Categories of personal data transferred: The personal data transferred concern the following categories of data: Personal Data contained in Data Subject’s Built In user profile and, to the extent applicable, Data Subject’s employment application to Premium Employer.
Sensitive data transferred (if applicable) and applied restrictions or safeguards that fully take into consideration the nature of the data and the risks involved, such as for instance strict purpose limitation, access restrictions (including access only for staff having followed specialised training), keeping a record of access to the data, restrictions for onward transfers or additional security measures: None.
The frequency of the transfer (e.g. whether the data is transferred on a one-off or continuous basis): Continuous for the duration of the Agreement.
Nature of the processing: Premium Employer shall process the Personal Data solely for the purpose of considering the candidacy of the data subject for employment at Premium Employer, and for related administrative purposes (e.g., job onboarding and retention of application materials to comply with applicable law).
Purpose(s) of the data transfer and further processing: The purpose of the transfer and further Processing of Personal Data are defined in the Agreement.
The period for which the personal data will be retained, or, if that is not possible, the criteria used to determine that period: Personal Data will be retained by each Party in accordance with the Party’s data retention policies.
For transfers to (sub-) processors, also specify subject matter, nature and duration of the processing: Same as above.
C. COMPETENT SUPERVISORY AUTHORITY
The Parties shall follow the rules for identifying such authority under Clause 13 and, to the extent legally permissible, select the Irish Data Protection Commission.
Exhibit B
PREMIUM EMPLOYER’S DATA SECURITY MEASURES
For the term of the Agreement, Premium Employer shall maintain an Information Security Program that includes specific security requirements for its personnel and all subcontractors or agents who have access to Personal Data (“Personnel”), including at minimum the following:
1. Information Security Policies and Standards. Premium Employer will maintain written information security policies, standards and procedures addressing administrative, technical, and physical security controls and procedures. These policies, standards, and procedures shall be kept up to date, and revised whenever relevant changes are made to the information systems that process Personal Data.
2. Physical Security. Premium Employer will maintain commercially reasonable security controls to safeguard the physical security of devices that access Personal Data. Premium Employer shall ensure that all subcontractors that process Personal Data maintain commercially reasonable physical security controls over any system that processes Personal Data.
3. Organizational Security. Premium Employer will maintain information security policies and procedures addressing media disposal, data classification, and incident response protocols.
4. Network Security. Premium Employer maintains commercially reasonable requirements for secure network connections.

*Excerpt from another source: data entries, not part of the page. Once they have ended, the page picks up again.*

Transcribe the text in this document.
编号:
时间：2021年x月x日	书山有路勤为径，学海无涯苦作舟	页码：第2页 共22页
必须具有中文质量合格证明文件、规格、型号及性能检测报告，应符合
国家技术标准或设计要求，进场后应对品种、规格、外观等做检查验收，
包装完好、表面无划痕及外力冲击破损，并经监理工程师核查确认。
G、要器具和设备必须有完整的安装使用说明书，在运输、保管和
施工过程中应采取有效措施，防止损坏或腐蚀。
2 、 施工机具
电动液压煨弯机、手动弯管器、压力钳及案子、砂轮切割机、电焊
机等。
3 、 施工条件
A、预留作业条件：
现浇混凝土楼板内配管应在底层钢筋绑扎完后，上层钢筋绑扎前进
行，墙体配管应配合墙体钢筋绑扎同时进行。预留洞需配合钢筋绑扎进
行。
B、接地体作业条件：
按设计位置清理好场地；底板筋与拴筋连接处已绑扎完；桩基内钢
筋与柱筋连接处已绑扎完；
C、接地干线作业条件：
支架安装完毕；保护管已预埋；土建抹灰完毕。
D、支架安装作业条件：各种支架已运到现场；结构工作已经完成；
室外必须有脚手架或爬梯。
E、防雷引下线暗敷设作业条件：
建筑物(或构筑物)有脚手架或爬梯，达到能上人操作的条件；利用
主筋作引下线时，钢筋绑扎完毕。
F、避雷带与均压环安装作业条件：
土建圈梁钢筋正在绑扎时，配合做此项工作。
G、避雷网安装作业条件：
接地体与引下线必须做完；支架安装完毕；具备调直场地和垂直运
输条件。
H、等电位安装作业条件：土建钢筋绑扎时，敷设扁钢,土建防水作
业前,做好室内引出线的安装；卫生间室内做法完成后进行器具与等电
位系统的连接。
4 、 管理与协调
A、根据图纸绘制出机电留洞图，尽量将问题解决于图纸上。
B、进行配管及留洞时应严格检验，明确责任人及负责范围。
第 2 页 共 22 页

5. Access Control. Premium Employer agrees that: (1) only authorized Premium Employer staff can grant, modify or revoke access to an information system that processes Personal Data; and (2) it shall require Personnel to create and maintain strong passwords for all systems that process Personal data.
6. Virus and Malware Controls. Premium Employer protects Personal Data from malicious code and will install and maintain anti-virus and malware protection software on laptops that process Personal Data.
7. Personnel. Personnel are required to agree to follow established security policies and procedures and to maintain the confidentiality of Personal Data. Disciplinary process is applied if Personnel fail to adhere to relevant policies and procedures.